Clown Soldier (photo © Bob Anderson)
Away from the hustle and creation taking place both in the street, at the gallery and St. Joseph’s church, a conductor of sorts sits under a bridge in Rensselaer at the Art Park, overlooking Albany. The piece, as created by Clown Soldier, puts a figure in command of the happenings of the city from a detached control station. One can’t help but picture the happenings in Albany in relation to the Living Walls as beneath the futuristic bubble Clown Soldier created. The tag line that organically manifested surrounding the Living Walls in Albany — “This Is Happening In Your City” — is setting in.
Clown Soldier (photo © Bob Anderson)
Kitty corner to the Clown Soldier piece is another Living Wall where Shin Shin and Wing collaborated under the massive support of the bridge in Rensselaer. The pair got to work using a bright palate environmentally fitting for the open industrial space, creating a natural and whimsical balance on the surface of the bridge’s support.
Wing and Shin Shin Collaboration (photo © Bob Anderson)
Wing and Shin Shin collaboration (photo © Bob Anderson)

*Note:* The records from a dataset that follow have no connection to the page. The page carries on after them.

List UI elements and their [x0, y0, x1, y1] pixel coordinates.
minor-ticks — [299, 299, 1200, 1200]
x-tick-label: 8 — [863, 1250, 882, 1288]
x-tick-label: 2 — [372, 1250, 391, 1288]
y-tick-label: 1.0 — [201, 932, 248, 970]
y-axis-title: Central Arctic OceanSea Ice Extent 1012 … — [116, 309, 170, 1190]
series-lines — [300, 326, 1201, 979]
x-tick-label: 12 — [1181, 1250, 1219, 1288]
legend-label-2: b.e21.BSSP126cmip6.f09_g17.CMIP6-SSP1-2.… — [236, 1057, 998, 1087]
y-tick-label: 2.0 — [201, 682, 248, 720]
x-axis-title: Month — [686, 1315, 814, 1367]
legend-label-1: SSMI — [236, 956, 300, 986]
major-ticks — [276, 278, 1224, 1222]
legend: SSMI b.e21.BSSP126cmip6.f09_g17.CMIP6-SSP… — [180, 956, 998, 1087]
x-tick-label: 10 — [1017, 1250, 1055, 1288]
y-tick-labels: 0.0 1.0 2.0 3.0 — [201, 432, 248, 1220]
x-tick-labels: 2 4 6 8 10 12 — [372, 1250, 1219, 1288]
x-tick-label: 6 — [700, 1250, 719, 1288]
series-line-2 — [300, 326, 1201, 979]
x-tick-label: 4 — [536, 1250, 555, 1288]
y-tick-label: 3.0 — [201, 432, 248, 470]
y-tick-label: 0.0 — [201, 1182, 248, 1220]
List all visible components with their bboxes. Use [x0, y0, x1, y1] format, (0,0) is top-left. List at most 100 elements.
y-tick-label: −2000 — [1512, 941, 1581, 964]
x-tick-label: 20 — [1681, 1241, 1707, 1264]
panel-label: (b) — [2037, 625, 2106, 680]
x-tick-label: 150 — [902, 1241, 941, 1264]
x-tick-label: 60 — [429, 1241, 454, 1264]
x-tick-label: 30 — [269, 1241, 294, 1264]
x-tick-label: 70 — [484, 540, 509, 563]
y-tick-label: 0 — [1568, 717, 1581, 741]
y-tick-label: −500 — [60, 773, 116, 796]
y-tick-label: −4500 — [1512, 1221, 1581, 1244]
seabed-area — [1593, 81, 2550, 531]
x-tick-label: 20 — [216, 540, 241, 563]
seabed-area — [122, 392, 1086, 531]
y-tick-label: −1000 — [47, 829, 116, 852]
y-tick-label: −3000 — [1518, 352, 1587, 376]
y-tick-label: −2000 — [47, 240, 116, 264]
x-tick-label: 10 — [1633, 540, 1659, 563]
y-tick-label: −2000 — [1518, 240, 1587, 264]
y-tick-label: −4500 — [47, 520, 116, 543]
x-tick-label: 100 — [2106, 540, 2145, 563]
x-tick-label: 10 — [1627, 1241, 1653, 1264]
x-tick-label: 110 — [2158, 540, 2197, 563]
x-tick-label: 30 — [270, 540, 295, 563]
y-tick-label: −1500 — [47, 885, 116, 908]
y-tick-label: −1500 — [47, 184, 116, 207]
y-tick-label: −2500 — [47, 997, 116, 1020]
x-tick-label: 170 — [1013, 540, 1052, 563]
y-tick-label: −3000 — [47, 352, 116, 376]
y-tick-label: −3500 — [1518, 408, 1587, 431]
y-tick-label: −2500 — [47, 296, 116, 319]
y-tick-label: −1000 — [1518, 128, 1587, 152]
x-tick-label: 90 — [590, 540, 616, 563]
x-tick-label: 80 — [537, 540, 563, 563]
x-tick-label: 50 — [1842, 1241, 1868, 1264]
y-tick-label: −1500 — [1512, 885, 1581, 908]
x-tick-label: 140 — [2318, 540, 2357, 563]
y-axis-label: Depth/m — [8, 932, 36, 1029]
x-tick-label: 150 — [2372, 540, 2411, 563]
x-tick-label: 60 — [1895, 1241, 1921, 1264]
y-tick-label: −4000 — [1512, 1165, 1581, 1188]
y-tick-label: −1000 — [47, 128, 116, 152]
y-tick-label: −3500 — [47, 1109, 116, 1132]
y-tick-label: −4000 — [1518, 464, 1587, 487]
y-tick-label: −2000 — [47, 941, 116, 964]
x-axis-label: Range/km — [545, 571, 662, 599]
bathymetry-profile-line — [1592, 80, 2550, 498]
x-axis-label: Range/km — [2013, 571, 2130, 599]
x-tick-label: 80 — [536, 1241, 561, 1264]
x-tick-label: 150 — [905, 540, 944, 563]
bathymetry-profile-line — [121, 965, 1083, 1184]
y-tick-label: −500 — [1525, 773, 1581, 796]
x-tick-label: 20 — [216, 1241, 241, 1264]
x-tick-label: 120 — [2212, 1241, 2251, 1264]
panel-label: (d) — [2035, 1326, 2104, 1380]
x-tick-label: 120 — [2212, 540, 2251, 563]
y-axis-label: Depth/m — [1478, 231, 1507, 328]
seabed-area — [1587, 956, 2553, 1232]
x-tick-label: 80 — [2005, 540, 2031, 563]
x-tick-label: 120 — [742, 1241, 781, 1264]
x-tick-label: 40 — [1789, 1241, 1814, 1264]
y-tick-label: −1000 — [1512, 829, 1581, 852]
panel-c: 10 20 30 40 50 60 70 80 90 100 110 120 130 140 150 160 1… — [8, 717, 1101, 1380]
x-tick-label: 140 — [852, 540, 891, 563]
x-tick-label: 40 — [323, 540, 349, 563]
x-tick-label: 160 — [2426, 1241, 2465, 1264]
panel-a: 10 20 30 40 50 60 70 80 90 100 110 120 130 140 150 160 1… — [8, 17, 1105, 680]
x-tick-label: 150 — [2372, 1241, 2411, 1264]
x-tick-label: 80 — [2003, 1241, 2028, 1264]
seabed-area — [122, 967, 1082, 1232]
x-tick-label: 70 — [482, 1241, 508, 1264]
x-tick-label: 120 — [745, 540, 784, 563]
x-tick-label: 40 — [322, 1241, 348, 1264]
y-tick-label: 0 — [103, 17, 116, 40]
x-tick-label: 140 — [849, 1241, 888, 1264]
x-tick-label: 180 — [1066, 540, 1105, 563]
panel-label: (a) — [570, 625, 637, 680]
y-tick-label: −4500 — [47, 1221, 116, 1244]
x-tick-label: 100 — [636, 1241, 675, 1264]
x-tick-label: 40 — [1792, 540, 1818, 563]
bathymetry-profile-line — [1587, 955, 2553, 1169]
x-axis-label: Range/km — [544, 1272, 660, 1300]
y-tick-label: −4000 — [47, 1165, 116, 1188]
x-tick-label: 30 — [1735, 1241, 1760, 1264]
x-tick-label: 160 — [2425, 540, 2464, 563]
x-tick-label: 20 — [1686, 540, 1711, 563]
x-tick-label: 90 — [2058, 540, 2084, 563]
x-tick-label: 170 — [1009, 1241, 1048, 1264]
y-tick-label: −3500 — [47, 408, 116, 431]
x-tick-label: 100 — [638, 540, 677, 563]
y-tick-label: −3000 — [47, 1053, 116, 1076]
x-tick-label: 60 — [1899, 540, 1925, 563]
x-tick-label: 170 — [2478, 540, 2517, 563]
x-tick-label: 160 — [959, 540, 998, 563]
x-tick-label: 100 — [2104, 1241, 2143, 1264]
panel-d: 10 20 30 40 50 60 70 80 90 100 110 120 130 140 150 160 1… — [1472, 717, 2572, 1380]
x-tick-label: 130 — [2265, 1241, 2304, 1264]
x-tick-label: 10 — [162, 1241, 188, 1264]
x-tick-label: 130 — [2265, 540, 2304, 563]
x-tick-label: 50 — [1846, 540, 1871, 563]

Wing and Shin Shin collaboration (photo © Bob Anderson)
Wing and Shin Shin collaboration (photo © Bob Anderson)
NohJColey, Depoe and N’DA also got down in Rensselaer, working over the course of several days on large-scale pieces, bordering existing (and aging) public murals, while also bouncing in between St. Joe’s church, where Living Walls installations are coming into form from a multitude of artists, local and beyond.